Laura Gutman: ‘O que significa ser uma boa mãe? Boa para quem?’

Para a psicanalista argentina, o "maternar" é uma função e não é obrigatório ter tido um filho biológico para exercê-la

Camilla Hoshino Publicado em 25.05.2016
Garotinha beijando a bochecha de uma mulher.

Resumo

Em entrevista ao Lunetas, a psicanalista argentina Laura Gutman falou sobre adoção, vínculo, maternidade e paternidade.

“O ‘maternar’ é uma função, e não é obrigatório ter tido um filho biológico para exercê-la”, disse a especialista e temas de família, psicopedagoga e autora de livros best-sellers sobre universo da maternidade e os vínculos familiares, Laura Gutman.

Em entrevista ao Lunetas, a especialista, que esteve no Brasil recentemente a convite do projeto Somos Mães de Primeira Viagem para uma palestra, falou sobre adoção, vínculo, maternidade, e paternidade, e explicou também de que maneira as experiências vividas na infância de cada pessoa impactarão suas relações com seus filhos.

Confira a entrevista:

  • Lunetas: Como se dá a conexão com um filho recém adotado? O que você tem a dizer sobre famílias não biológicas?

Laura Gutman: Depende da nossa capacidade de amar. Não tem nenhuma importância se parimos um filho ou se ele chegou à nossa vida. As crianças precisam somente se sentir amadas em todos os sentidos. Isso é tudo.

“Não importa se se trata do pai, de um avô, de uma babá ou de um elefante. Quem estiver disposto a amar uma criança terá a possibilidade de fazê-lo”

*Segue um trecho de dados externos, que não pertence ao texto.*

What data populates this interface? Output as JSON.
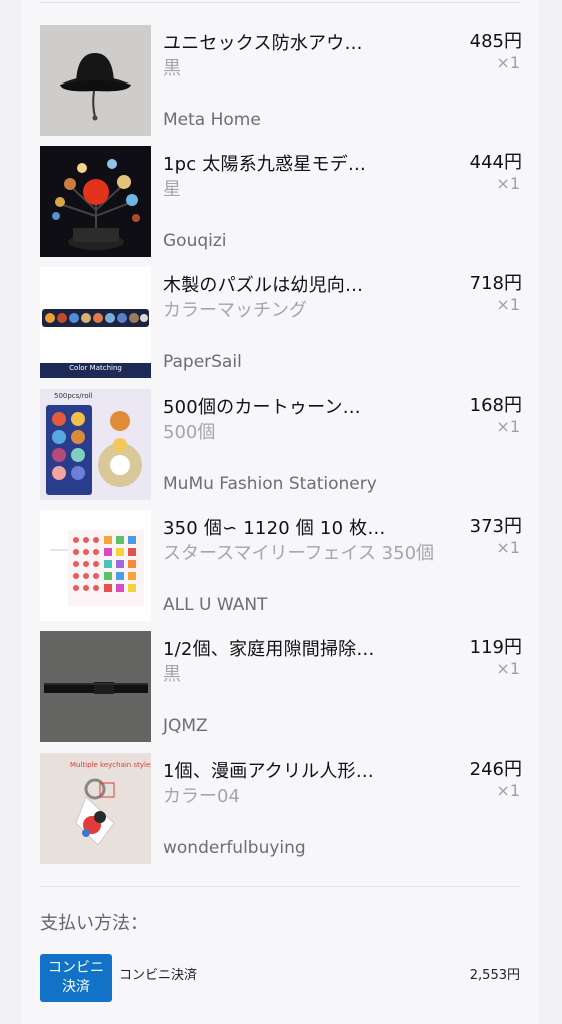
{
  "items": [
    {
      "title": "ユニセックス防水アウ…",
      "variant": "黒",
      "price": "485円",
      "qty": "×1",
      "store": "Meta Home",
      "image": "black-bucket-hat"
    },
    {
      "title": "1pc 太陽系九惑星モデ…",
      "variant": "星",
      "price": "444円",
      "qty": "×1",
      "store": "Gouqizi",
      "image": "solar-system-model"
    },
    {
      "title": "木製のパズルは幼児向…",
      "variant": "カラーマッチング",
      "price": "718円",
      "qty": "×1",
      "store": "PaperSail",
      "image": "planet-puzzle",
      "image_text": "Color Matching"
    },
    {
      "title": "500個のカートゥーン…",
      "variant": "500個",
      "price": "168円",
      "qty": "×1",
      "store": "MuMu Fashion Stationery",
      "image": "planet-sticker-roll",
      "image_text": "500pcs/roll"
    },
    {
      "title": "350 個∽ 1120 個 10 枚…",
      "variant": "スタースマイリーフェイス 350個",
      "price": "373円",
      "qty": "×1",
      "store": "ALL U WANT",
      "image": "star-sticker-sheets"
    },
    {
      "title": "1/2個、家庭用隙間掃除…",
      "variant": "黒",
      "price": "119円",
      "qty": "×1",
      "store": "JQMZ",
      "image": "gap-cleaning-strip"
    },
    {
      "title": "1個、漫画アクリル人形…",
      "variant": "カラー04",
      "price": "246円",
      "qty": "×1",
      "store": "wonderfulbuying",
      "image": "acrylic-keychain",
      "image_text": "Multiple keychain styles random"
    }
  ],
  "payment": {
    "label": "支払い方法：",
    "badge_line1": "コンビニ",
    "badge_line2": "決済",
    "name": "コンビニ決済",
    "amount": "2,553円",
    "badge_color": "#1272c8"
  }
}
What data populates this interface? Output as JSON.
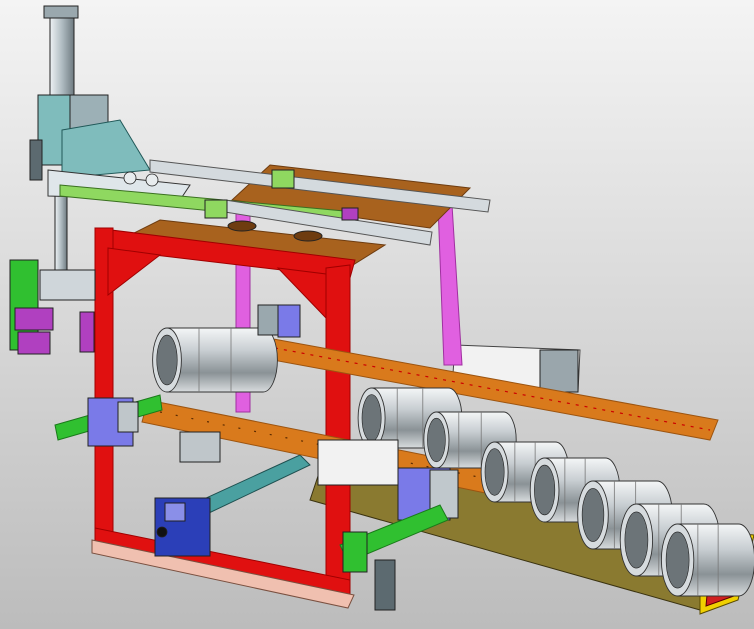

  • Lunetas: O que significa ser uma boa mãe? E uma boa mãe adotiva?

Laura Gutman: Não sei o que significa ser uma boa mãe. Boa para quem? O “maternar” é uma função e não é obrigatório ter tido um filho biológico para exercê-la. No máximo, quem pretende amar uma criança, terá que saber sobre o que aconteceu à ela quando nasceu e ao longo de sua infância. Também terá que abordar o nível de desamparo ou de violência à que esteve submetida, para que possa compreendê-la e amá-la.

  • Lunetas: Como o pai pode participar do cuidado com os filhos e estabelecer vínculos com eles?

Laura Gutman: Não importa se se trata do pai, de um avô, de uma babá ou de um elefante. Quem estiver disposto a amar uma criança terá a possibilidade de fazê-lo.

  • Lunetas: Como os pais podem compensar com os filhos o tempo que passam fora de casa enquanto trabalham?

Laura Gutman: As crianças precisam somente sentir nossa proximidade emocional. Necessitam registrar que estamos sutilmente presentes e atentos para facilitar suas vidas, que estamos com a alma disposta a protegê-los, acariciá-los e tratá-los com carinho. Não importa o tempo que estamos trabalhando.

“A única coisa que importa é – quando voltamos para casa – assegurar toda nossa disponibilidade afetiva e nossos recursos em prol de suas necessidades, como assunto prioritário”

  • Lunetas: Como a nossa infância interfere na relação com nossos filhos?

Laura Gutman: Abordar e compreender nossa infância é a chave para toda a compreensão posterior de nós mesmos. Sem essa abordagem, é impossível sentir verdadeiramente nossos filhos. A primeira tarefa, insisto – e isso está descrito em todos meus livros – é abordar uma indagação pessoal.

Eu desenvolvi um sistema ao qual chamei “A Biografia Humana” através do qual podemos vislumbrar nossas experiências infantis reais, que podem ser muito diferentes ao que acreditamos lembrar. Sem um olhar amplo, honesto e livre de interpretações, não seremos capazes de reconhecer nossas habilidades e nossos obstáculos. Logo, essa mesma incapacidade vai refletir na distância que existe entre nossas boas intenções a respeito de nossos filhos e as cenas cotidianas concretas.

  • Lunetas: Pelos países que já visitou como você acha que as políticas públicas podem contribuir para que pais e mães tenham vínculos fortalecidos com seus filhos?

Laura Gutman: Eu acredito que as políticas públicas quase não tem incidência nos vínculos afetivos íntimos entre pais e filhos. Insisto em falar de vínculos íntimos. Se é intimo, não é público. A boa noticia é que mudar para o bem, depende de cada um de nós, não temos que esperar que ninguém mude o entorno.